We asked local composers about September 11th, and this is what they had to say:
My first thoughts of 9/11 are the literal cliche of "OMG, what's that on TV.. is it a movie?"
On 9/11/01, I was visiting my family an odd occurrence to be visiting them so late in September, but my Austin, Symphony and other duties just happened to be starting later in the month than usual. I sleep with the TV on and I just happened to have left it on CNN the night before--as my sleepy self started to register what was on TV the next morning I thought, " Wow, this is one of those creepy " real life" pretend disaster movies like the 1980s TV movie "Special Report" or "The Day After."
Of course then I realized to my horror, it was not a movie, and it was quite real . Then I heard the messages on the answering machine from my mother at work saying " As soon as you get up, you really need to turn on news, something very bad has happened in NYC."
My next thought was of concern for my NYC friends. I have always had many musician friends there but also at that time in one of my " other" work lives, I was writing a weekly column in a national TV magazine. I tried to call to make sure all of my magazine colleagues were OK and what would be the status of our deadlines. Needless to say I couldn't get through and instead of beating my head against the wall of that, I took a deep breath and said a great deal of prayers and realized I would hear from them as soon as they could get through, which thankfully I did indeed hear from all the people I was trying to contact by the next morning. (This was my first feeling of guilt for worrying about mundane job issues , "The world is forever changed and many people's lives , both living and deceased from this event, are destroyed. Am I going to hell for worrying about when for heaven's sake my column about friggin' TV show analysis is due?")
Then the immediate thought everyone is pondering in these guest blogs-- what shall I compose about this?

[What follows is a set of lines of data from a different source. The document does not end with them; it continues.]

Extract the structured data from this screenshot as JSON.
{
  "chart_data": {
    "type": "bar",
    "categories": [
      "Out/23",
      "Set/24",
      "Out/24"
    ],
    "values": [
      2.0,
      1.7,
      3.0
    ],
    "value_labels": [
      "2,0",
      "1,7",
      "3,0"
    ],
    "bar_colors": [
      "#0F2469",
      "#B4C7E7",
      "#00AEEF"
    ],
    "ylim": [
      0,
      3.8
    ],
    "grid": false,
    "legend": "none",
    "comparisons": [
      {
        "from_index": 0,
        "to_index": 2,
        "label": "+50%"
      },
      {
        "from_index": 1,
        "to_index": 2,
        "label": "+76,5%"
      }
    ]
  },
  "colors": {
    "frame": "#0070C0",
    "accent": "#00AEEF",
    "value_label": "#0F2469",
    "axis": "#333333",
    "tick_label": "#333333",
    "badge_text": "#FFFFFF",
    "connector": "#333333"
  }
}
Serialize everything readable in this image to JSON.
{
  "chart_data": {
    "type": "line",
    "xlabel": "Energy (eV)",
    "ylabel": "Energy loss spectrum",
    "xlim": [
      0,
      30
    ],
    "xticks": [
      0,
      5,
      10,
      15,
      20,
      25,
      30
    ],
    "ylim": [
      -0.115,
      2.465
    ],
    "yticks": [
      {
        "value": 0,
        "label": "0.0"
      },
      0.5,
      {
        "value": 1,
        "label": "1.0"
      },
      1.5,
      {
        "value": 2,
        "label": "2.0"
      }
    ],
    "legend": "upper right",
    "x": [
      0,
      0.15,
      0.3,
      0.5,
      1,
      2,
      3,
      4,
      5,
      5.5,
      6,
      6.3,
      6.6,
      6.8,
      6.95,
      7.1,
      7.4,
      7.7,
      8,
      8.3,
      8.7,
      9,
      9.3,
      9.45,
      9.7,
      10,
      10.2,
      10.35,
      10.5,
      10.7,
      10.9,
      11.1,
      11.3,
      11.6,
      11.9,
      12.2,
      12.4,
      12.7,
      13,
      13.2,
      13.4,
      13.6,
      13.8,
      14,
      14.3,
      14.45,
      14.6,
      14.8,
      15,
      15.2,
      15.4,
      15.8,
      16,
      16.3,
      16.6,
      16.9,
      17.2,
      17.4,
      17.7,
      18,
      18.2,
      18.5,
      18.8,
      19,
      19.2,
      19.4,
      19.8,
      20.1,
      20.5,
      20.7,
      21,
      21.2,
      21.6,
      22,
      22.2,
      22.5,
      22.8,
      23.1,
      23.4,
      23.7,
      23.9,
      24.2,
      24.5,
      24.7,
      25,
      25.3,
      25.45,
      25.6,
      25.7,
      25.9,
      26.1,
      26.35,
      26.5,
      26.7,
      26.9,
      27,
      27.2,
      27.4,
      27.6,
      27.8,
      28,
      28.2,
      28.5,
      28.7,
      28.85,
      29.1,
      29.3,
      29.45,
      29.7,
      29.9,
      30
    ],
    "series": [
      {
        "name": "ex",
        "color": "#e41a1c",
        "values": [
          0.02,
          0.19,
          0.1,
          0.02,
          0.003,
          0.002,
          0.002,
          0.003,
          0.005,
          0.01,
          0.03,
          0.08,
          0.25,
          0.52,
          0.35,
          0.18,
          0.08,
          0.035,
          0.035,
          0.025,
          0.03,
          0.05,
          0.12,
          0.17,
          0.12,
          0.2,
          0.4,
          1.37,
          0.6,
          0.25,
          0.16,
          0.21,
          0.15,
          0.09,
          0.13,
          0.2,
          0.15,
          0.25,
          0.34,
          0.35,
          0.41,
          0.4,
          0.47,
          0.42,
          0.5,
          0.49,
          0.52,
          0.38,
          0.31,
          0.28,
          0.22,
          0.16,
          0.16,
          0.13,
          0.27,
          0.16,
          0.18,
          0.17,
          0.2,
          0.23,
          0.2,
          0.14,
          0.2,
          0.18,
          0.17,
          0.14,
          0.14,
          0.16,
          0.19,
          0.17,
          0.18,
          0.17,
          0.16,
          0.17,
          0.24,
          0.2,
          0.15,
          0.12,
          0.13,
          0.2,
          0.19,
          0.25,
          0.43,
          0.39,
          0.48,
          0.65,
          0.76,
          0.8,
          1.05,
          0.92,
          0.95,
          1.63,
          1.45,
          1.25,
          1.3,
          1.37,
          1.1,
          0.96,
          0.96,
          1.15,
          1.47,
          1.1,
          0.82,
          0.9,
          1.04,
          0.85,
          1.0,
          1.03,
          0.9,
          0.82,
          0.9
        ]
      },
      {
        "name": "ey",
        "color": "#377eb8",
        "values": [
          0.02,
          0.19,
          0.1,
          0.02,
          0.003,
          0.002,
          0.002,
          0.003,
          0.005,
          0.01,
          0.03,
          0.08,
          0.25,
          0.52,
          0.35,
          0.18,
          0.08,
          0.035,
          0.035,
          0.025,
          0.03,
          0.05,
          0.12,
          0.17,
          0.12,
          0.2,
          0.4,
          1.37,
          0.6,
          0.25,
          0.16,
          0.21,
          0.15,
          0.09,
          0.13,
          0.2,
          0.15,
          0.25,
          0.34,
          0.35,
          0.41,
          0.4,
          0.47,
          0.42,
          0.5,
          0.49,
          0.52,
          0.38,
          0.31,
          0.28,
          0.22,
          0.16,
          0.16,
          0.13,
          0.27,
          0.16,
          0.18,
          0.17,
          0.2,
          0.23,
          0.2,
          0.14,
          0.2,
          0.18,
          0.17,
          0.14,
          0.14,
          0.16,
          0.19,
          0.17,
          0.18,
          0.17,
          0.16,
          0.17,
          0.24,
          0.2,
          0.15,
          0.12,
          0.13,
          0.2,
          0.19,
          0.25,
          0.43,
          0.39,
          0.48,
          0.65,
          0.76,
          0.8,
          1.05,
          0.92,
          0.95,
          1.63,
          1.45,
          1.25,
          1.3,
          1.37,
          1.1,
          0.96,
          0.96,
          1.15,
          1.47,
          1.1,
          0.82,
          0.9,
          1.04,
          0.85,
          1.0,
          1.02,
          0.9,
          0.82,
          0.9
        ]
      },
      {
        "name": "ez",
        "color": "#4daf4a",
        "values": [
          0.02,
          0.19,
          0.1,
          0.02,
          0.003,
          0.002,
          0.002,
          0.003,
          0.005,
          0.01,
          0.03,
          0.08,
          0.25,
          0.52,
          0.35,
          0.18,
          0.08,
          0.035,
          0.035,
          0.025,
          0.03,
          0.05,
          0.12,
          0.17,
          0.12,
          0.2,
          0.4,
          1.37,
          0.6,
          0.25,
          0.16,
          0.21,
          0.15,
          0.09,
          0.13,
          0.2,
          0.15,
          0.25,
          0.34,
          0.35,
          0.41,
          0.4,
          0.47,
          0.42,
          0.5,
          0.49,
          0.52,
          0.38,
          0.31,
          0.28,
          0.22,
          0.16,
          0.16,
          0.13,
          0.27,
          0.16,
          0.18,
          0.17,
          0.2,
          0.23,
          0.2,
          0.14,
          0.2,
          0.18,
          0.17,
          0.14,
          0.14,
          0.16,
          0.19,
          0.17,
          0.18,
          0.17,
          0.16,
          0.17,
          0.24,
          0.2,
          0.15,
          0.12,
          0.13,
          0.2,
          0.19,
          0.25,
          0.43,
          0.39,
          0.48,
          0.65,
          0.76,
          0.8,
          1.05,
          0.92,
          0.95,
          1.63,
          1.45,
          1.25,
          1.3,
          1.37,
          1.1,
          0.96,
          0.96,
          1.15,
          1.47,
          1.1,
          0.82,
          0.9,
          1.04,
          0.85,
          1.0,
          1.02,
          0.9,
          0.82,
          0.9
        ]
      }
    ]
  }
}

I decided to take the very ironic route that I do in unspeakable tragedy :to attempt to write about trying to find hope where there seems to be none at the moment; to start searching for what possible redemption can be found in the aftermath of indescribable horror.
I do this because #1 : I think it's always quite the knee-jerk reaction to attempt to compose about all the horror and grief and I feel like tons of composers will already " go there" , as it were, and that they will do a better job of capturing THAT than I so I always look for a different approach-- and #2, I write SO Much music already tinged with Mahlerian darkness and angst that it seems almost insulting to the event and those who suffer the most deeply from said event If I just write something that is of the same color of all the music I write all the time anyway. I did the same thing when my father was killed in April 2009, I wrote a piece about redemption and ascension and my father (who had been ill for many years at the time he was killed) no longer being in any pain and now being in paradise with the Lord.
Moving on to October 11th, I was astoundingly flattered and blessed to be invited to perform on a series I appear on regularly, the Thursday at Noon concerts at Central Presbyterian Church in Downtown Austin. This concert was actually televised in part marking the one month demarcation of the horrific event and I performed some Bach and the piece I had indeed completed in reaction to 9/11. (I wrote another Prelude for solo bass, one of the eventually completed in a set inspired by the Chopin/Bach model-- pieces for solo bass--one in each key. Being the avid Messaien worshiper/admirer/stealer I am== I chose Messaien's key center he used often for religious redemption and transformation-- and composed "To Arise in a Prayer of Hope" : Prelude in F Sharp Major. )
I, like everyone else, was still in a very strange state of sadness, mourning and edginess. I played the short concert, then did short TV interview. Then I was trying to process my feelings by going outside for a walk, a cigarette and some coffee. When I walked back into that sanctuary, there was a middle-aged lady with her hand on my bass.
Still being edgy, my first reaction was appalled horror. I controlled myself enough not to run up to her and say "Hey !! What are you doing?? Get off of that !! That's not furniture lady, that's my life-- get away from there!!" But by the time I walked up to her, she had turned around and began to say the following:
"Mr. Waddle, I am sorry to be putting my hand on your bass violin. But my stomach has hurt non-stop since I found out what happened a month ago today. While you were playing your piece you wrote and those Bach movements, for the first time, my stomach stopped hurting. I just had to touch the large piece of wood that this nice long-haired young man used to finally make my stomach stop hurting."
She said "Thank you" as a tear ran down her face and walked off.
I was now alone in the church, and after my hating myself for wanting to at first yell at her, then my knees quite literally buckled. I collapsed into the front pew and then shed many tears of my own. Both in mourning and also in thankfulness that my playing that day touched someone so profoundly.
Since this was before our ubiquitous texting and social networking and such, it still pains me that I never caught that lady's name.
P.S. I want to also express my thankfulness that on the weekend of the 10th Anniversary of 9/11, I will get to perform Strauss' Death and Transfiguration in my position with The Austin Symphony.